Path explosion. Even without loops, the number of paths grows exponentially with the number of conditional branches. A 50-function contract can have millions of paths. Mitigations include state merging (combine similar states into one state with disjunctive constraints), function summaries (pre-compute a function’s preconditions and postconditions so it doesn’t need to be re-analyzed every time it’s called), and directed exploration (prioritize paths that are closer to the code under scrutiny).
Concolic Execution
Concolic execution blends concrete and symbolic: run concretely for speed, collect constraints symbolically for exploration, then negate constraints to generate new inputs for unexplored paths:
def concolic_execution(contract, initial_input):
explored_paths = set()
worklist = [initial_input]
while worklist:
input = worklist.pop()
trace = execute_with_constraints(contract, input)
explored_paths.add(trace.path_hash)
for i, constraint in enumerate(trace.constraints):
# keep constraints [0..i-1], negate constraint[i]
new_constraints = trace.constraints[:i] + [Not(constraint)]
solver = Solver()
solver.add(And(new_constraints))
if solver.check() == sat:
new_input = solver.model()
if hash(new_input) not in explored_paths:
worklist.append(new_input)Compared to pure symbolic execution, concolic is faster for known paths (concrete execution is much cheaper than maintaining symbolic state through every instruction).

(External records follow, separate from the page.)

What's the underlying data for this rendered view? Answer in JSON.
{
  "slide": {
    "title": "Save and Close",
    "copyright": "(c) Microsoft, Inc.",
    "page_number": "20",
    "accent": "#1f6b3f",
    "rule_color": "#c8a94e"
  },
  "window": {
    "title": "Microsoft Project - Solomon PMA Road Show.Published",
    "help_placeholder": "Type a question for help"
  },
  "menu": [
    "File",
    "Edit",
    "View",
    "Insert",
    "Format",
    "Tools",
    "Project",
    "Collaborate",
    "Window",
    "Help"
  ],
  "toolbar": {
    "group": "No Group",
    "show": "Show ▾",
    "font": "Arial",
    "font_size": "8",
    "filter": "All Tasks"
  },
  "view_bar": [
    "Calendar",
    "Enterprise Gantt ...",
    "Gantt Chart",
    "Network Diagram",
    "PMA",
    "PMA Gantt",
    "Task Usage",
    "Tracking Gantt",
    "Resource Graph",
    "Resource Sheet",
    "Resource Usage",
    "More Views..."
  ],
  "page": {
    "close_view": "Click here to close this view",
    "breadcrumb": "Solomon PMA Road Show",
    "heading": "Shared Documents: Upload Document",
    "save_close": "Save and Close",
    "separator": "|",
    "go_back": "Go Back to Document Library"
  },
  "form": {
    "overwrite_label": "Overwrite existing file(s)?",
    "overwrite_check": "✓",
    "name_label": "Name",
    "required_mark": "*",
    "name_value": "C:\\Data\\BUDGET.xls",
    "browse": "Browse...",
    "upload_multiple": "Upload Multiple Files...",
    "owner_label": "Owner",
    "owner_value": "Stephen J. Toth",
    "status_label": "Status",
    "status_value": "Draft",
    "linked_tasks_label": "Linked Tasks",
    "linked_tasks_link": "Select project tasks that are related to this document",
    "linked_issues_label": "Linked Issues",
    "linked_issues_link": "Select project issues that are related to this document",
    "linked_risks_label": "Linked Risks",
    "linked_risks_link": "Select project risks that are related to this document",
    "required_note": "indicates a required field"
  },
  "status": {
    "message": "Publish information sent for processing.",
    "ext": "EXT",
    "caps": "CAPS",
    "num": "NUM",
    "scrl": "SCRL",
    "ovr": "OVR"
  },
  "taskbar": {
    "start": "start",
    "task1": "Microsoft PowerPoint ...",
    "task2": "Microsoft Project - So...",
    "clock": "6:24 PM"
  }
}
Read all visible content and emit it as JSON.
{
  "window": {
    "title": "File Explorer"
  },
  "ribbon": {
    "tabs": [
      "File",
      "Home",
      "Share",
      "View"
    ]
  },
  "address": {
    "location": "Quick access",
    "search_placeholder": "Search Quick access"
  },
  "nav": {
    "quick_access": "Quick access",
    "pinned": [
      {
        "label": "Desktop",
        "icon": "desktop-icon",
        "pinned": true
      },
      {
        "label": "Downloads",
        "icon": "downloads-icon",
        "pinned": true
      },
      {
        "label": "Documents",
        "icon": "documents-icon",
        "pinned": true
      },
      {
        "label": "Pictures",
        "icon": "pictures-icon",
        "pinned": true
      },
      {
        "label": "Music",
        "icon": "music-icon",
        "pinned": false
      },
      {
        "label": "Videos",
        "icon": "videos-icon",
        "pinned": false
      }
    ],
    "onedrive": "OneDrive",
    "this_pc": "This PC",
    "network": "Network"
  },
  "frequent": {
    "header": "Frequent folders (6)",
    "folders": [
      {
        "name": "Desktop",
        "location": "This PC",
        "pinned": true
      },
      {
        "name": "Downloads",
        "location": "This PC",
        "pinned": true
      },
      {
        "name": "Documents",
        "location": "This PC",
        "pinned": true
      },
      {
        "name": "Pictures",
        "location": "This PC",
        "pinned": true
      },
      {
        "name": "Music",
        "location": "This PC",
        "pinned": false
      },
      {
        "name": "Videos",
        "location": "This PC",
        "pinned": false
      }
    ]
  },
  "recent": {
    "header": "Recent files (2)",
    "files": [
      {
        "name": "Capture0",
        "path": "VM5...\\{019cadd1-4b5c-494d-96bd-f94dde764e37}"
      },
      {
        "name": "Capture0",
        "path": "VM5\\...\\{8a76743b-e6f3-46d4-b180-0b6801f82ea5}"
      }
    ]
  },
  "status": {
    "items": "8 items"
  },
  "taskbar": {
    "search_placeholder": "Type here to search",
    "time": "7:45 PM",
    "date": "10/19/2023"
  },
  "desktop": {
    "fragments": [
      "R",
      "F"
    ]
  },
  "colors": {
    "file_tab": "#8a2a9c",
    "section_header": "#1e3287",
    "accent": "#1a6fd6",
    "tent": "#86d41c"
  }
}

Compared to pure fuzzing, concolic is systematic—it guarantees coverage of all paths within the resource budget rather than hoping random mutation reaches everything.
Practical Tools
Several mature tools implement symbolic execution for EVM contracts:
Mythril analyzes Solidity source or bytecode and reports findings with SWC IDs and bytecode offsets:
myth analyze --execution-timeout 300 --strategy bfs contract.solManticore provides a Python API for scripted analysis:
from manticore.ethereum import ManticoreEVM
m = ManticoreEVM()
owner = m.create_account(balance=1000)
contract = m.solidity_create_contract('contract.sol', owner=owner)
sym_data = m.make_symbolic_buffer(64)
m.transaction(
caller=m.create_account(),
address=contract,
value=m.make_symbolic_value(),
data=sym_data
)HEVM (from DappTools/Foundry) runs symbolic execution at the bytecode level with direct control over which arguments are symbolic:
hevm symbolic --code <bytecode> \
--sig "transfer(address,uint256)" \
--arg 0x1234... # concrete first arg
--arg "<symbolic>" # symbolic second argWhere Symbolic Execution Fits
Symbolic execution sits between static analysis and fuzzing in the precision-speed tradeoff:
| Technique | Coverage | Precision | Speed |
|---|---|---|---|
| Static analysis | All paths | Approximate | Fast |
| Symbolic execution | All paths (resource-bounded) | Exact | Slow |
| Fuzzing | Sampled paths | Exact | Fast |
The combination that works well in practice: static analysis to identify suspicious functions quickly, targeted symbolic execution to prove or disprove specific vulnerability hypotheses for flagged code, and fuzzing to explore complex multi-step interactions that neither technique handles well alone.
Symbolic execution’s distinctive value is the proof: when it says “this path is unreachable under any input,” that’s a stronger statement than “I tested a million inputs and didn’t find it.” And when it says “this overflow is reachable,” it hands you the exact inputs to reproduce it.